Üblicherweise gab es wenig zu tun. Meist musste er nur aufpassen und hin und wieder irgendwelche Angeklagten zum Zaubergamot eskortieren, aufdringliche Besucher hinausbegleiten oder Tierwesen, die irgendwelche Aktivisten eingeschleust hatten, um ihre Harmlosigkeit zu beweisen, außer Gefecht setzen. Am anstrengendsten war es tatsächlich eher, wenn eine eifersüchtige Ehefrau – wahlweise auch ein eifersüchtiger Ehemann – auftauchte und eine Szene machte. Das waren immer die Leute, die am schwierigsten zu beruhigen waren und die Gregory am liebsten einfach mitten auf die Nase haute.

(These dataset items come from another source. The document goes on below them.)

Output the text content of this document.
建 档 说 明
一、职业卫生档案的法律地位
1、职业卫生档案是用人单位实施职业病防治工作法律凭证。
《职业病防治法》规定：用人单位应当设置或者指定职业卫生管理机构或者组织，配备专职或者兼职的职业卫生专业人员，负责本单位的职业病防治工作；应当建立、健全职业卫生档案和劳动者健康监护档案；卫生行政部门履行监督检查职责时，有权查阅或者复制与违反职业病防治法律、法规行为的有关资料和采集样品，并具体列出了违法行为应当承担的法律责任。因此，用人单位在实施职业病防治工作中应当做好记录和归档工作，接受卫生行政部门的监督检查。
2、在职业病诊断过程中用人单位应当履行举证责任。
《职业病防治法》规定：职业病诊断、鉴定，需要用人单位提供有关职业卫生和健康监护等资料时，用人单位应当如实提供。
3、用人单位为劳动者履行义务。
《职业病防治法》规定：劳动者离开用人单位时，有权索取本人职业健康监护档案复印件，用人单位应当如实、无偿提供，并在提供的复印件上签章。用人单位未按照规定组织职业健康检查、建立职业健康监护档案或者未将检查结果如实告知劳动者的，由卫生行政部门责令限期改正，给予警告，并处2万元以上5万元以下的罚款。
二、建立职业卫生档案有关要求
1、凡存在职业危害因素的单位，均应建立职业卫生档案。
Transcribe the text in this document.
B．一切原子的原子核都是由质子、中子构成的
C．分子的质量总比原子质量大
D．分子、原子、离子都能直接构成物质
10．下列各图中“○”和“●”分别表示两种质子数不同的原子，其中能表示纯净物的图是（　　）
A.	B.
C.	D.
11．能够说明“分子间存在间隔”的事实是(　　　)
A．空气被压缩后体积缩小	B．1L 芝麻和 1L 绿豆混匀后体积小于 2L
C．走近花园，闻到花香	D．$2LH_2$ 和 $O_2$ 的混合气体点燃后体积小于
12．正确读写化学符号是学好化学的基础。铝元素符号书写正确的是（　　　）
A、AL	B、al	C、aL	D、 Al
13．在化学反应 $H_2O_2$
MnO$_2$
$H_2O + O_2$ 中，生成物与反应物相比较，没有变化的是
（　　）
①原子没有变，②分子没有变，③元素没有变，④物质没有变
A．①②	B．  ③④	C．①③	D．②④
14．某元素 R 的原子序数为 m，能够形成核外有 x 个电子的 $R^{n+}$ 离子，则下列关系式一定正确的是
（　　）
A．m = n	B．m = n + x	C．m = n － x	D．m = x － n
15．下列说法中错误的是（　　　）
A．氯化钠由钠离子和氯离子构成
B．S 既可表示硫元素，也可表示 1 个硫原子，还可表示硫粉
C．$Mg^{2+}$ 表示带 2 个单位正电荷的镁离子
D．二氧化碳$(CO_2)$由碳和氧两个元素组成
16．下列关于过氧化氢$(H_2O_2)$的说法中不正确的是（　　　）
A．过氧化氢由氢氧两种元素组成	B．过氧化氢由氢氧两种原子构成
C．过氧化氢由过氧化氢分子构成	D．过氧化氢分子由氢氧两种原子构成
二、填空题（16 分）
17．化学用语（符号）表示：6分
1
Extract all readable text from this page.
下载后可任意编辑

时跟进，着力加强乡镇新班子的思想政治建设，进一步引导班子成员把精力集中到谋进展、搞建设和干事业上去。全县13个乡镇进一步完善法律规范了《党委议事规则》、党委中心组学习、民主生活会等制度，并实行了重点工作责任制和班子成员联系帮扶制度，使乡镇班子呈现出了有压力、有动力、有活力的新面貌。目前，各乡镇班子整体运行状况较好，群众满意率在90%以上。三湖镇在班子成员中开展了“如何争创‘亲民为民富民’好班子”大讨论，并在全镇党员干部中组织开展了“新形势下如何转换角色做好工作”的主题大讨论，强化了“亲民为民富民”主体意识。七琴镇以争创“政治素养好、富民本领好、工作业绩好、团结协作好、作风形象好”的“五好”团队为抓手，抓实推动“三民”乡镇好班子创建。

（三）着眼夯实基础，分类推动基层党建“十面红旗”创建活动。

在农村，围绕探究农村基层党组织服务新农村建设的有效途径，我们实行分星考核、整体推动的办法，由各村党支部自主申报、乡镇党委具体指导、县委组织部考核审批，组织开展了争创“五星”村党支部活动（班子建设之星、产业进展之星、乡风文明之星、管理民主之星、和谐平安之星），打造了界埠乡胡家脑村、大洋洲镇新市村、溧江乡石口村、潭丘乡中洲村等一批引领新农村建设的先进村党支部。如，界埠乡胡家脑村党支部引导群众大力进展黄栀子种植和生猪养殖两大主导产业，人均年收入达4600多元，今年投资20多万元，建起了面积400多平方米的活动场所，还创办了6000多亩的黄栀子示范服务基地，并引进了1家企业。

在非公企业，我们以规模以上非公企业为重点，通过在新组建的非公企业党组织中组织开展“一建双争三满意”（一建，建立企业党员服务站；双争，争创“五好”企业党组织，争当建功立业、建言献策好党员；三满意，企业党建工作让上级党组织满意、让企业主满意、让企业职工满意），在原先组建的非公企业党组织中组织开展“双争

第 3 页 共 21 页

Gregory zupfte an seiner Uniform herum und beobachtete dann besonders aufmerksam die hereinströmenden Leute.

Da war sie.

Ihre schwarzen Haare waren mit einer roten Schleife hoch am Hinterkopf zusammengebunden und der Pferdeschwanz wippte bei jedem ihrer energischen Schritte. Ihr Umhang war ebenfalls knallrot, genauso die Schuhe. Darunter trug sie jedoch sicher wieder ein grünes oder schwarzes Kleid. Sie trug meist grün oder schwarz.

Gregory seufzte leise, während er ihr entgegensah.

Sie schaute ihn an und der Blick aus ihren dunklen Augen traf ihn wie so oft mitten ins Herz. Ein kurzes Lächeln glitt über ihr Gesicht, dann nickte sie ihm grüßend zu und eilte in der Menge weiter.

„Trottel“, sagte der Hauself neben ihm, der gemeinsam mit ihm Schicht hatte.

Eine der neuesten Entwicklungen war, dass im Ministerium Hauselfen beim Sicherheitspersonal eingesetzt wurden, sofern sie den Wunsch danach hatten. Da Hauselfen auch ohne Zauberstab zaubern konnten, schnell und unauffällig apparierten sowie noch immer den meisten Hexen und Zauberern nicht auffielen, waren sie ausgezeichnete Backups. Wenn die Hexe oder der Zauberer schon am Boden lag, konnte der Hauself üblicherweise noch ein Ass aus dem Ärmel ziehen.

„Cecil...“, knurrte Gregory leise.

„Ja, ja, ja.“ Der Hauself verdrehte die Augen und zupfte an seinen Schulterpolstern herum. Die Uniform war etwas, das für Cecil zwischenzeitlich noch etwas ungewohnt war.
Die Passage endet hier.